Monday, August 9, 2010

Somalia's al Shabaab rebels expel three aid groups, accused of tainting 'the pure creed of the Muslims in Somalia'

MOGADISHU, Aug 9 (Reuters) - Somalia's al Shabaab insurgents said on Monday they had ordered several aid agencies to close their operations, accusing them of spreading Christian propaganda.

The hardline Islamists, which are linked to al Qaeda, control most of southern and central Somalia along with another rebel group, Hizbul Islam. Fighting between the rebels and African Union-backed government troops in the capital Mogadishu has worsened one of the world's most acute humanitarian crises.

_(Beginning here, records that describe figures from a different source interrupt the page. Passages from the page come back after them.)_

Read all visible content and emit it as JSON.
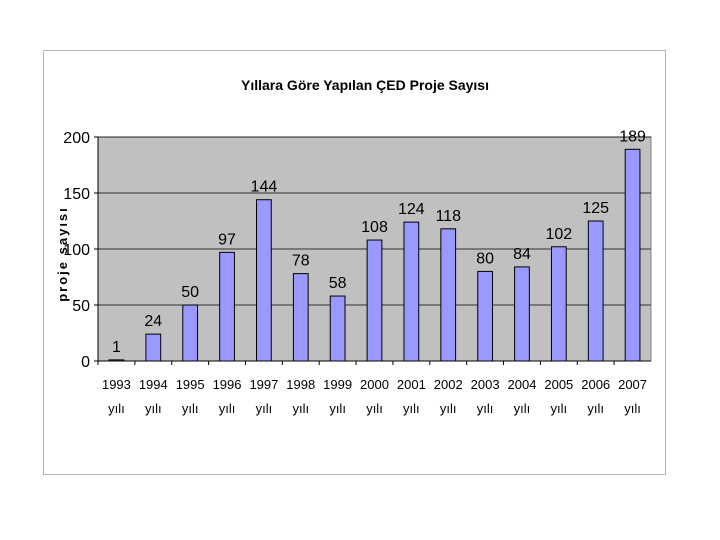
{
  "chart_data": {
    "type": "bar",
    "title": "Yıllara Göre Yapılan ÇED Proje Sayısı",
    "ylabel": "proje sayısı",
    "xlabel": "",
    "ylim": [
      0,
      200
    ],
    "yticks": [
      0,
      50,
      100,
      150,
      200
    ],
    "grid": true,
    "legend": "none",
    "categories": [
      [
        "1993",
        "yılı"
      ],
      [
        "1994",
        "yılı"
      ],
      [
        "1995",
        "yılı"
      ],
      [
        "1996",
        "yılı"
      ],
      [
        "1997",
        "yılı"
      ],
      [
        "1998",
        "yılı"
      ],
      [
        "1999",
        "yılı"
      ],
      [
        "2000",
        "yılı"
      ],
      [
        "2001",
        "yılı"
      ],
      [
        "2002",
        "yılı"
      ],
      [
        "2003",
        "yılı"
      ],
      [
        "2004",
        "yılı"
      ],
      [
        "2005",
        "yılı"
      ],
      [
        "2006",
        "yılı"
      ],
      [
        "2007",
        "yılı"
      ]
    ],
    "values": [
      1,
      24,
      50,
      97,
      144,
      78,
      58,
      108,
      124,
      118,
      80,
      84,
      102,
      125,
      189
    ],
    "colors": {
      "bar": "#9999ff",
      "plot_bg": "#c0c0c0",
      "bar_edge": "#000000"
    }
  }
}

Al Shabaab said it had barred World Vision, which was founded in the United States in 1950, Adventist Development and Relief Agency (ADRA) and Diakonia from working in the anarchic Horn of Africa nation.

"Acting as missionaries under the guise of humanitarian work, the organisations have been spreading their corrupted ideologies in order to taint the pure creed of the Muslims in Somalia," al Shabaab said in a statement. "Along with their missionary work, the proliferation of corruption and indecency has become prevalent as a result of their presence."

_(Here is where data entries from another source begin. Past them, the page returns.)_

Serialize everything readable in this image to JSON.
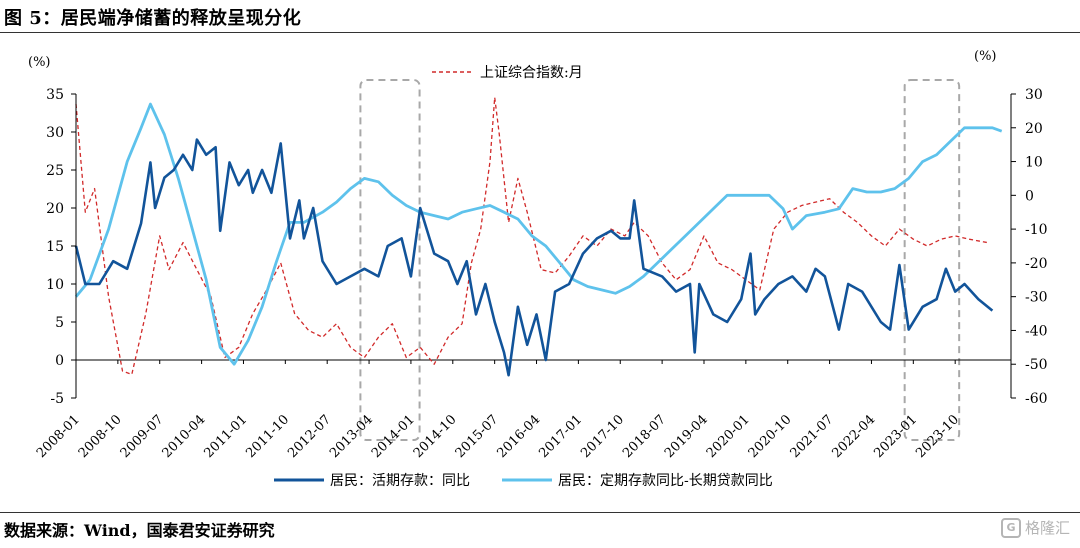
{
  "header": {
    "figure_label": "图 5：",
    "title": "居民端净储蓄的释放呈现分化"
  },
  "footer": {
    "source": "数据来源：Wind，国泰君安证券研究",
    "watermark": "格隆汇",
    "watermark_icon": "glh-logo-icon"
  },
  "colors": {
    "demand": "#12549a",
    "timespread": "#5ec2ec",
    "sh_index": "#d12a2a",
    "box": "#a8a8a8"
  },
  "chart_data": {
    "type": "line",
    "left_unit": "(%)",
    "right_unit": "(%)",
    "left_ylim": [
      -5,
      35
    ],
    "right_ylim": [
      -60,
      30
    ],
    "left_ticks": [
      -5,
      0,
      5,
      10,
      15,
      20,
      25,
      30,
      35
    ],
    "right_ticks": [
      -60,
      -50,
      -40,
      -30,
      -20,
      -10,
      0,
      10,
      20,
      30
    ],
    "x_tick_labels": [
      "2008-01",
      "2008-10",
      "2009-07",
      "2010-04",
      "2011-01",
      "2011-10",
      "2012-07",
      "2013-04",
      "2014-01",
      "2014-10",
      "2015-07",
      "2016-04",
      "2017-01",
      "2017-10",
      "2018-07",
      "2019-04",
      "2020-01",
      "2020-10",
      "2021-07",
      "2022-04",
      "2023-01",
      "2023-10"
    ],
    "highlight_ranges": [
      [
        "2013-03",
        "2014-02"
      ],
      [
        "2022-12",
        "2023-10"
      ]
    ],
    "legend": {
      "demand": "居民：活期存款：同比",
      "timespread": "居民：定期存款同比-长期贷款同比",
      "sh_index": "上证综合指数:月"
    },
    "series": [
      {
        "name": "居民：活期存款：同比",
        "axis": "left",
        "style": "solid",
        "points": [
          [
            "2008-01",
            15
          ],
          [
            "2008-03",
            10
          ],
          [
            "2008-06",
            10
          ],
          [
            "2008-09",
            13
          ],
          [
            "2008-12",
            12
          ],
          [
            "2009-03",
            18
          ],
          [
            "2009-05",
            26
          ],
          [
            "2009-06",
            20
          ],
          [
            "2009-08",
            24
          ],
          [
            "2009-10",
            25
          ],
          [
            "2009-12",
            27
          ],
          [
            "2010-02",
            25
          ],
          [
            "2010-03",
            29
          ],
          [
            "2010-05",
            27
          ],
          [
            "2010-07",
            28
          ],
          [
            "2010-08",
            17
          ],
          [
            "2010-10",
            26
          ],
          [
            "2010-12",
            23
          ],
          [
            "2011-02",
            25
          ],
          [
            "2011-03",
            22
          ],
          [
            "2011-05",
            25
          ],
          [
            "2011-07",
            22
          ],
          [
            "2011-09",
            28.5
          ],
          [
            "2011-11",
            16
          ],
          [
            "2012-01",
            21
          ],
          [
            "2012-02",
            16
          ],
          [
            "2012-04",
            20
          ],
          [
            "2012-06",
            13
          ],
          [
            "2012-09",
            10
          ],
          [
            "2012-12",
            11
          ],
          [
            "2013-03",
            12
          ],
          [
            "2013-06",
            11
          ],
          [
            "2013-08",
            15
          ],
          [
            "2013-11",
            16
          ],
          [
            "2014-01",
            11
          ],
          [
            "2014-03",
            20
          ],
          [
            "2014-06",
            14
          ],
          [
            "2014-09",
            13
          ],
          [
            "2014-11",
            10
          ],
          [
            "2015-01",
            13
          ],
          [
            "2015-03",
            6
          ],
          [
            "2015-05",
            10
          ],
          [
            "2015-07",
            5
          ],
          [
            "2015-09",
            1
          ],
          [
            "2015-10",
            -2
          ],
          [
            "2015-12",
            7
          ],
          [
            "2016-02",
            2
          ],
          [
            "2016-04",
            6
          ],
          [
            "2016-06",
            0
          ],
          [
            "2016-08",
            9
          ],
          [
            "2016-11",
            10
          ],
          [
            "2017-02",
            14
          ],
          [
            "2017-05",
            16
          ],
          [
            "2017-08",
            17
          ],
          [
            "2017-10",
            16
          ],
          [
            "2017-12",
            16
          ],
          [
            "2018-01",
            21
          ],
          [
            "2018-03",
            12
          ],
          [
            "2018-07",
            11
          ],
          [
            "2018-10",
            9
          ],
          [
            "2019-01",
            10
          ],
          [
            "2019-02",
            1
          ],
          [
            "2019-03",
            10
          ],
          [
            "2019-06",
            6
          ],
          [
            "2019-09",
            5
          ],
          [
            "2019-12",
            8
          ],
          [
            "2020-02",
            14
          ],
          [
            "2020-03",
            6
          ],
          [
            "2020-05",
            8
          ],
          [
            "2020-08",
            10
          ],
          [
            "2020-11",
            11
          ],
          [
            "2021-02",
            9
          ],
          [
            "2021-04",
            12
          ],
          [
            "2021-06",
            11
          ],
          [
            "2021-09",
            4
          ],
          [
            "2021-11",
            10
          ],
          [
            "2022-02",
            9
          ],
          [
            "2022-06",
            5
          ],
          [
            "2022-08",
            4
          ],
          [
            "2022-10",
            12.5
          ],
          [
            "2022-12",
            4
          ],
          [
            "2023-03",
            7
          ],
          [
            "2023-06",
            8
          ],
          [
            "2023-08",
            12
          ],
          [
            "2023-10",
            9
          ],
          [
            "2023-12",
            10
          ],
          [
            "2024-03",
            8
          ],
          [
            "2024-06",
            6.5
          ]
        ]
      },
      {
        "name": "居民：定期存款同比-长期贷款同比",
        "axis": "right",
        "style": "solid",
        "points": [
          [
            "2008-01",
            -30
          ],
          [
            "2008-04",
            -25
          ],
          [
            "2008-08",
            -10
          ],
          [
            "2008-12",
            10
          ],
          [
            "2009-03",
            20
          ],
          [
            "2009-05",
            27
          ],
          [
            "2009-08",
            18
          ],
          [
            "2009-11",
            5
          ],
          [
            "2010-02",
            -10
          ],
          [
            "2010-05",
            -25
          ],
          [
            "2010-08",
            -45
          ],
          [
            "2010-11",
            -50
          ],
          [
            "2011-02",
            -43
          ],
          [
            "2011-05",
            -33
          ],
          [
            "2011-08",
            -20
          ],
          [
            "2011-11",
            -8
          ],
          [
            "2012-02",
            -8
          ],
          [
            "2012-06",
            -5
          ],
          [
            "2012-09",
            -2
          ],
          [
            "2012-12",
            2
          ],
          [
            "2013-03",
            5
          ],
          [
            "2013-06",
            4
          ],
          [
            "2013-09",
            0
          ],
          [
            "2013-12",
            -3
          ],
          [
            "2014-03",
            -5
          ],
          [
            "2014-06",
            -6
          ],
          [
            "2014-09",
            -7
          ],
          [
            "2014-12",
            -5
          ],
          [
            "2015-03",
            -4
          ],
          [
            "2015-06",
            -3
          ],
          [
            "2015-09",
            -5
          ],
          [
            "2015-12",
            -7
          ],
          [
            "2016-03",
            -12
          ],
          [
            "2016-06",
            -15
          ],
          [
            "2016-09",
            -20
          ],
          [
            "2016-12",
            -25
          ],
          [
            "2017-03",
            -27
          ],
          [
            "2017-06",
            -28
          ],
          [
            "2017-09",
            -29
          ],
          [
            "2017-12",
            -27
          ],
          [
            "2018-03",
            -24
          ],
          [
            "2018-06",
            -20
          ],
          [
            "2018-09",
            -16
          ],
          [
            "2018-12",
            -12
          ],
          [
            "2019-03",
            -8
          ],
          [
            "2019-06",
            -4
          ],
          [
            "2019-09",
            0
          ],
          [
            "2019-12",
            0
          ],
          [
            "2020-03",
            0
          ],
          [
            "2020-06",
            0
          ],
          [
            "2020-09",
            -4
          ],
          [
            "2020-11",
            -10
          ],
          [
            "2021-02",
            -6
          ],
          [
            "2021-06",
            -5
          ],
          [
            "2021-09",
            -4
          ],
          [
            "2021-12",
            2
          ],
          [
            "2022-03",
            1
          ],
          [
            "2022-06",
            1
          ],
          [
            "2022-09",
            2
          ],
          [
            "2022-12",
            5
          ],
          [
            "2023-03",
            10
          ],
          [
            "2023-06",
            12
          ],
          [
            "2023-09",
            16
          ],
          [
            "2023-12",
            20
          ],
          [
            "2024-03",
            20
          ],
          [
            "2024-06",
            20
          ],
          [
            "2024-08",
            19
          ]
        ]
      },
      {
        "name": "上证综合指数:月",
        "axis": "right",
        "style": "dashed",
        "points": [
          [
            "2008-01",
            27
          ],
          [
            "2008-03",
            -5
          ],
          [
            "2008-05",
            2
          ],
          [
            "2008-08",
            -30
          ],
          [
            "2008-11",
            -52
          ],
          [
            "2009-01",
            -53
          ],
          [
            "2009-04",
            -35
          ],
          [
            "2009-07",
            -12
          ],
          [
            "2009-09",
            -22
          ],
          [
            "2009-12",
            -14
          ],
          [
            "2010-03",
            -22
          ],
          [
            "2010-06",
            -30
          ],
          [
            "2010-09",
            -48
          ],
          [
            "2010-12",
            -45
          ],
          [
            "2011-03",
            -35
          ],
          [
            "2011-06",
            -28
          ],
          [
            "2011-09",
            -20
          ],
          [
            "2011-12",
            -35
          ],
          [
            "2012-03",
            -40
          ],
          [
            "2012-06",
            -42
          ],
          [
            "2012-09",
            -38
          ],
          [
            "2012-12",
            -45
          ],
          [
            "2013-03",
            -48
          ],
          [
            "2013-06",
            -42
          ],
          [
            "2013-09",
            -38
          ],
          [
            "2013-12",
            -48
          ],
          [
            "2014-03",
            -45
          ],
          [
            "2014-06",
            -50
          ],
          [
            "2014-09",
            -42
          ],
          [
            "2014-12",
            -38
          ],
          [
            "2015-02",
            -20
          ],
          [
            "2015-04",
            -10
          ],
          [
            "2015-06",
            10
          ],
          [
            "2015-07",
            29
          ],
          [
            "2015-08",
            18
          ],
          [
            "2015-10",
            -8
          ],
          [
            "2015-12",
            5
          ],
          [
            "2016-02",
            -5
          ],
          [
            "2016-05",
            -22
          ],
          [
            "2016-08",
            -23
          ],
          [
            "2016-11",
            -18
          ],
          [
            "2017-02",
            -12
          ],
          [
            "2017-05",
            -15
          ],
          [
            "2017-08",
            -10
          ],
          [
            "2017-11",
            -12
          ],
          [
            "2018-01",
            -8
          ],
          [
            "2018-04",
            -12
          ],
          [
            "2018-07",
            -20
          ],
          [
            "2018-10",
            -25
          ],
          [
            "2019-01",
            -22
          ],
          [
            "2019-04",
            -12
          ],
          [
            "2019-07",
            -20
          ],
          [
            "2019-10",
            -22
          ],
          [
            "2020-01",
            -25
          ],
          [
            "2020-04",
            -28
          ],
          [
            "2020-07",
            -10
          ],
          [
            "2020-10",
            -5
          ],
          [
            "2021-01",
            -3
          ],
          [
            "2021-04",
            -2
          ],
          [
            "2021-07",
            -1
          ],
          [
            "2021-10",
            -5
          ],
          [
            "2022-01",
            -8
          ],
          [
            "2022-04",
            -12
          ],
          [
            "2022-07",
            -15
          ],
          [
            "2022-10",
            -10
          ],
          [
            "2023-01",
            -13
          ],
          [
            "2023-04",
            -15
          ],
          [
            "2023-07",
            -13
          ],
          [
            "2023-10",
            -12
          ],
          [
            "2024-01",
            -13
          ],
          [
            "2024-05",
            -14
          ]
        ]
      }
    ]
  }
}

The militants warned that any other agencies promoting the Christian faith would also be expelled.

World Vision's Somalia office, based in Nairobi, said internal policy prevented the organisation from proselytising, and added that it was contacting local staff in Somalia.

Earlier this year, al Shabaab ordered the U.N.'s food agency, World Food Programme, to halt all operations and leave the failed state.

The U.N. Food and Agriculture Organisation estimates that nearly half the Somali population needs aid and the country has the world's highest malnutrition levels.

Fighting in Somalia, which has had no effective central government for 19 years, has killed at least 21,000 people and forced more than 1.5 million from their homes since the start of 2007.